Recuerdo aquel diputado, creo que laborista, discutiendo en el suelo del Parlamento británico, digo el suelo porque no emplean una tribuna, con el pelo algo despeinado y muchos papeles encima de las mesas próximas. Se oponía a la fluoración del agua de consumo. No hay apenas dudas de que el flúor mejora la resistencia de los dientes frente a la acción del ácido; además, es capaz de reconstruirlos cuando están corroídos por las caries. El riesgo más importante es que los huesos se hacen más proclives a las fracturas porque el flúor sustituye, en parte, al calcio. Pero, además, se especulaba con el riesgo de cáncer. El coste no parecía importante, aunque siempre hay que considerarlo. Al final ganó el diputado frente al Gobierno. Los dos argumentos más potentes que expuso fueron que era muy difícil asegurar una concentración segura (por encima de cuatro partes por millón hay riesgo de fluorosis en huesos y dientes) y que más que demostrar que el flúor produce cáncer hay que demostrar con absoluta certeza que no lo produce. Es lógico, porque ¿con qué derecho se va a exponer a los ciudadanos a un riesgo potencial?
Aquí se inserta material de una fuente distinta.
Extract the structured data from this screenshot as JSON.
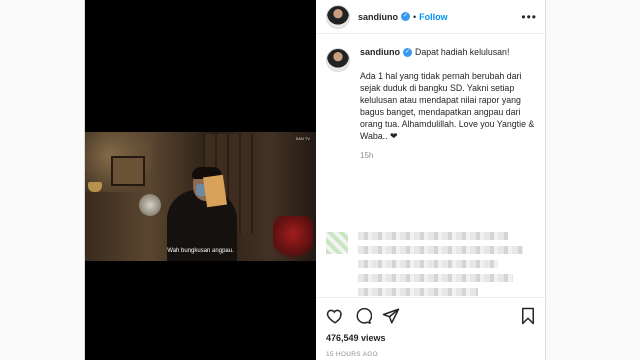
{
  "post": {
    "username": "sandiuno",
    "follow_label": "Follow",
    "dot": "•",
    "more_label": "•••",
    "caption_first_line": "Dapat hadiah kelulusan!",
    "caption_body": "Ada 1 hal yang tidak pernah berubah dari sejak duduk di bangku SD. Yakni setiap kelulusan atau mendapat nilai rapor yang bagus banget, mendapatkan angpau dari orang tua. Alhamdulillah. Love you Yangtie & Waba.. ❤",
    "caption_time": "15h",
    "views": "476,549 views",
    "posted_ago": "15 HOURS AGO"
  },
  "video": {
    "subtitle": "Wah bungkusan angpau.",
    "watermark": "SAN TV"
  },
  "colors": {
    "accent": "#0095f6",
    "verified": "#3897f0",
    "muted": "#8e8e8e"
  },
  "icons": {
    "like": "heart-icon",
    "comment": "comment-icon",
    "share": "share-icon",
    "save": "bookmark-icon",
    "verified": "verified-badge-icon"
  }
}
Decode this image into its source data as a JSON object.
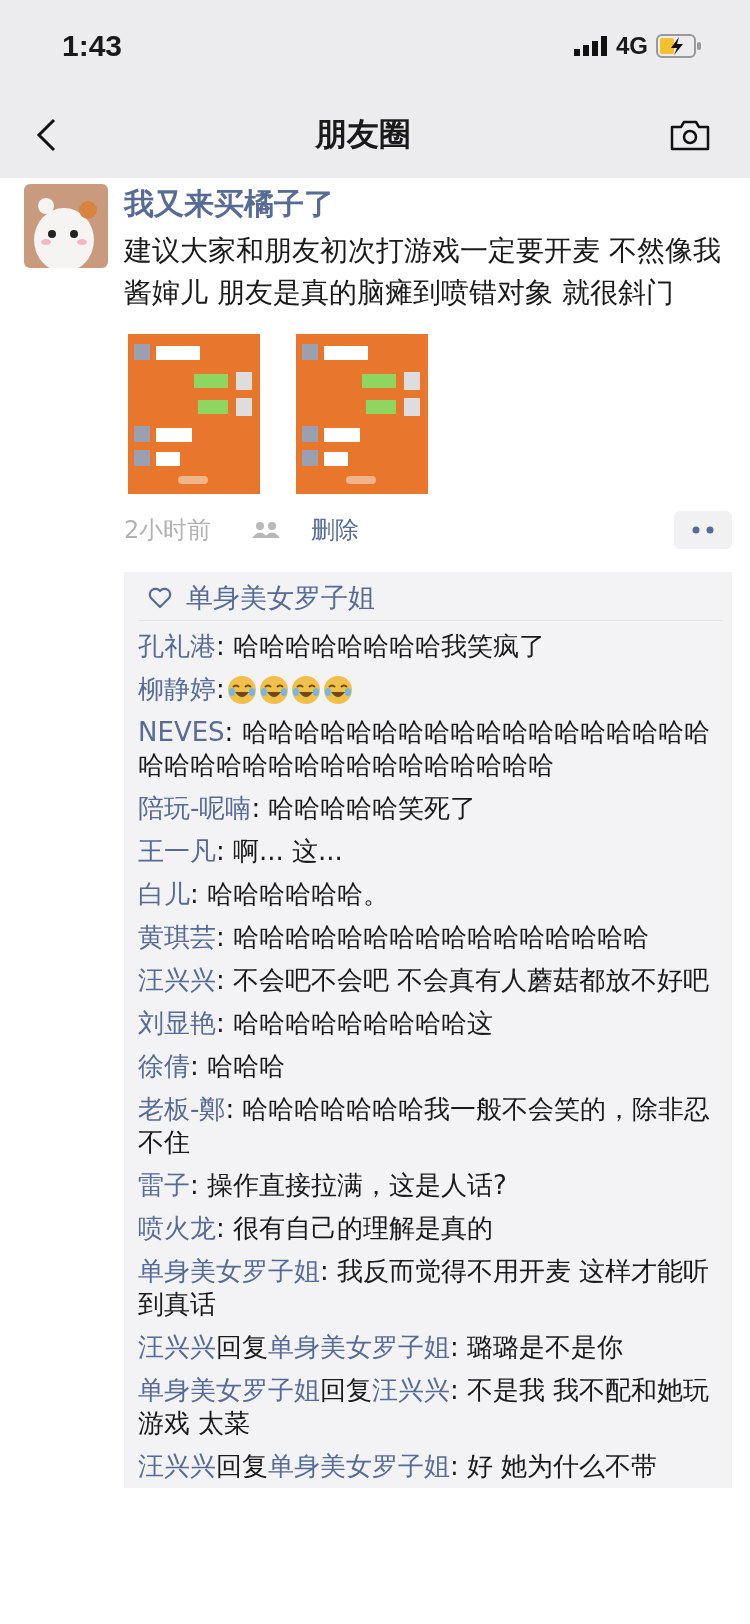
{
  "status_bar": {
    "time": "1:43",
    "network": "4G"
  },
  "nav_bar": {
    "title": "朋友圈"
  },
  "post": {
    "author": "我又来买橘子了",
    "text": "建议大家和朋友初次打游戏一定要开麦 不然像我酱婶儿 朋友是真的脑瘫到喷错对象 就很斜门",
    "images": [
      {
        "kind": "picture"
      },
      {
        "kind": "picture"
      }
    ],
    "time": "2小时前",
    "delete_label": "删除",
    "likes": [
      "单身美女罗子姐"
    ],
    "comments": [
      {
        "kind": "comment",
        "name": "孔礼港",
        "text": ": 哈哈哈哈哈哈哈哈我笑疯了"
      },
      {
        "kind": "emoji",
        "name": "柳静婷",
        "text": ": ",
        "emojis": [
          {
            "kind": "tears-of-joy"
          },
          {
            "kind": "tears-of-joy"
          },
          {
            "kind": "tears-of-joy"
          },
          {
            "kind": "tears-of-joy"
          }
        ]
      },
      {
        "kind": "comment",
        "name": "NEVES",
        "text": ": 哈哈哈哈哈哈哈哈哈哈哈哈哈哈哈哈哈哈哈哈哈哈哈哈哈哈哈哈哈哈哈哈哈哈"
      },
      {
        "kind": "comment",
        "name": "陪玩-呢喃",
        "text": ": 哈哈哈哈哈笑死了"
      },
      {
        "kind": "comment",
        "name": "王一凡",
        "text": ": 啊... 这..."
      },
      {
        "kind": "comment",
        "name": "白儿",
        "text": ": 哈哈哈哈哈哈。"
      },
      {
        "kind": "comment",
        "name": "黄琪芸",
        "text": ": 哈哈哈哈哈哈哈哈哈哈哈哈哈哈哈哈"
      },
      {
        "kind": "comment",
        "name": "汪兴兴",
        "text": ": 不会吧不会吧 不会真有人蘑菇都放不好吧"
      },
      {
        "kind": "comment",
        "name": "刘显艳",
        "text": ": 哈哈哈哈哈哈哈哈哈这"
      },
      {
        "kind": "comment",
        "name": "徐倩",
        "text": ": 哈哈哈"
      },
      {
        "kind": "comment",
        "name": "老板-鄭",
        "text": ": 哈哈哈哈哈哈哈我一般不会笑的，除非忍不住"
      },
      {
        "kind": "comment",
        "name": "雷子",
        "text": ": 操作直接拉满，这是人话?"
      },
      {
        "kind": "comment",
        "name": "喷火龙",
        "text": ": 很有自己的理解是真的"
      },
      {
        "kind": "comment",
        "name": "单身美女罗子姐",
        "text": ": 我反而觉得不用开麦 这样才能听到真话"
      },
      {
        "kind": "reply",
        "name": "汪兴兴",
        "reply_word": "回复",
        "target": "单身美女罗子姐",
        "text": ": 璐璐是不是你"
      },
      {
        "kind": "reply",
        "name": "单身美女罗子姐",
        "reply_word": "回复",
        "target": "汪兴兴",
        "text": ": 不是我 我不配和她玩游戏 太菜"
      },
      {
        "kind": "reply",
        "name": "汪兴兴",
        "reply_word": "回复",
        "target": "单身美女罗子姐",
        "text": ": 好 她为什么不带"
      }
    ]
  }
}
La posibilidad de producir osteosarcomas en niños debe preocupar. Es un tumor raro, muy agresivo y, como es natural, indeseable. La inquietud surge porque en las ratas macho, que no en hembras, aumenta el número de osteosarcomas cuando la concentración de flúor en el agua llega a cuarenta y nueve partes por millón. Es una alerta, pero nada más, porque no siempre los cancerígenos en una especie lo son en otra. Además, la dosis es muy alta, muy por encima de la que, incluso si no se regula bien la fluoración, recibirían los ciudadanos. Esta amenaza ha motivado que las principales agencias y autoridades que evalúan el cáncer examinaran cuidadosamente la cuestión. Todas llegan a conclusiones semejantes: aunque los estudios que existen son de poca calidad, no hay fundamentos para decir que hay riesgo de cáncer.

Esta discusión me sirve para plantear un dilema: ¿cuánto derecho tiene el Estado a imponer normas a los individuos para proteger su salud? Parece sensato que haya normas destinadas a proteger la salud de la colectividad en caso de epidemia. Habría que discutirlo con más detalle porque no está claro cuándo y de qué forma la restricción de la libertad del individuo se justifica por un beneficio de la colectividad. El problema es mucho más crudo cuando lo que se realiza es una intervención para evitar un daño al individuo como tal, con la excusa de que con la protección de sus miembros, de uno en uno, se logra un beneficio para la colectividad. Buenos ejemplos son la obligatoriedad del uso del cinturón de seguridad o del casco en vehículos de dos ruedas. Creo que la imposición de estas normas es una cuestión política, basada en la ciencia, pero política en última instancia: un reflejo de lo que la sociedad piensa y quiere para sí misma. Una sociedad que, como bien se sabe, está dominada por grupos con intereses no siempre coincidentes con los de la mayoría.

La cloración de las aguas es un caso particular interesante. Fue Snow, un sanitarista inglés, el primero que se dio cuenta de que el agua era un vehículo de transmisión de enfermedades, en concreto del cólera. Gracias a su estudio, un clásico de la salud pública, se empezó a tratar el agua de consumo. Es espectacular el descenso en la mortalidad desde que a principios del siglo XX se extendió su uso. Entre otras cosas, se logró desterrar el cólera del mundo occidental. Actualmente se producen unos 140.000 casos al años, casi todos en África. Ahora lo sufre Haití. Snow no sabía por qué el agua sucia producía esa diarrea. Es porque el cloro, la lejía, a unas concentraciones relativamente modestas logra matar los microbios. Aunque hay voces en contra de la cloración por la posibilidad de que se formen compuestos que pueden ser perjudiciales, creo que su uso está plenamente justificado. En este caso no es la protección del individuo lo que prima, es la de la comunidad. Porque si un miembro de la colectividad se contamina es fácil que lo transmita al resto. El cólera, en concreto, es un microbio que sólo vive en el ser humano. Además, no sería admisible que el agua de bebida que compramos en nuestras casas estuviera cargada de microbios patógenos. Por eso exigimos que el Estado garantice que está higienizada.

Cada intervención de salud pública está llena de matices, de facetas que se muestran con mayor o menor intensidad en unas sociedades o en unos momentos históricos. El dilema o la tensión entre derechos y deberes del individuo y de la sociedad, representada por el Estado es permanente. Me gustaría que en nuestros parlamentos se discutieran estas cuestiones con igual pasión y conocimiento como lo hacen en el Reino Unido.